Endless meetings and summits where Ministers and Prime Ministers and Heads of State all gather physically in Brussels to hash out whatever it is on the agenda. The hang around for hours and hours, enjoying good dinners with very good wines, we re told, and in the most successful of cases, end up agreeing to some fudge in the wee hours of the morning. A time when no one’s mind is really fully functional any more. And this shows in the way the decisions unravel.

How is it possible, at this stage in history, with all the technology now available, with all the experience of history at everyone’s fingertips, that such an important decision making body should be so clumsy, so crude and, in the end so utterly inefficient?
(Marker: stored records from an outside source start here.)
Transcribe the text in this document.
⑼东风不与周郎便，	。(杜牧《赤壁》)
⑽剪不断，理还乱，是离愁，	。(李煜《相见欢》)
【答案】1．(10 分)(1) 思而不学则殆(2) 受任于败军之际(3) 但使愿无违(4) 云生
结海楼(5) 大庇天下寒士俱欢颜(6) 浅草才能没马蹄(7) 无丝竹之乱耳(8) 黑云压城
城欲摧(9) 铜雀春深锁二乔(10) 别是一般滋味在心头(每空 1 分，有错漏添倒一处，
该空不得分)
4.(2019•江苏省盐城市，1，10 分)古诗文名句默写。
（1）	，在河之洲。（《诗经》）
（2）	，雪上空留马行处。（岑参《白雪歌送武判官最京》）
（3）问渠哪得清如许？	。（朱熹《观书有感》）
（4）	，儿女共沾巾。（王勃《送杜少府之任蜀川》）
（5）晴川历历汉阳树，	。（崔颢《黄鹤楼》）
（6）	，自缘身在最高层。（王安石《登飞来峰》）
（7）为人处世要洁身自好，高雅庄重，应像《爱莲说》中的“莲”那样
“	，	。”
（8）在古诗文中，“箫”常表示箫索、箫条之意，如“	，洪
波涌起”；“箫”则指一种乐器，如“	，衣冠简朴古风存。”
The summit meetings or meetings of Ministers should be nothing more than rubber stamps for negotiations and agreements that have already been reached or hammered out at lower levels. Instead we are treated to a performance of wrangling and in fighting over unprepared matters where the Euro apparatchicks are totally irrelevant.

So it is hardly surprising they are all upbeat, telling us the worse of the crisis is over, things getting better, next year will see growth and all the other claptrap.

Claptrap designed to hide the truth of the matter. Which is that in the absence of any real European institutions, the country with the most money (and least diplomacy) has decided to run the show to its own advantage. And not only does no one object, but no one even notices or minds. The Eurocrats are quite happy to be ridiculed and ignored and even reviled, as long as they remain appointees and do not have to be elected.

The other leaders, inevitably, all follow their own national interests. And how else could that be when it is top dog who is doing it worse than all the others?

And everybody acknowledges out loud, with a shrug of “so what?” acceptance, that no decisions on any of the important matters, like the banking union or Greece, can even be contemplated before the German elections lest Frau Merkel lose these elections.

So the whole of the EU has accepted to have as its only priority at this stage, the election prospects of one woman.

Does this make any sense? Does it inspire confidence in the future of Europe?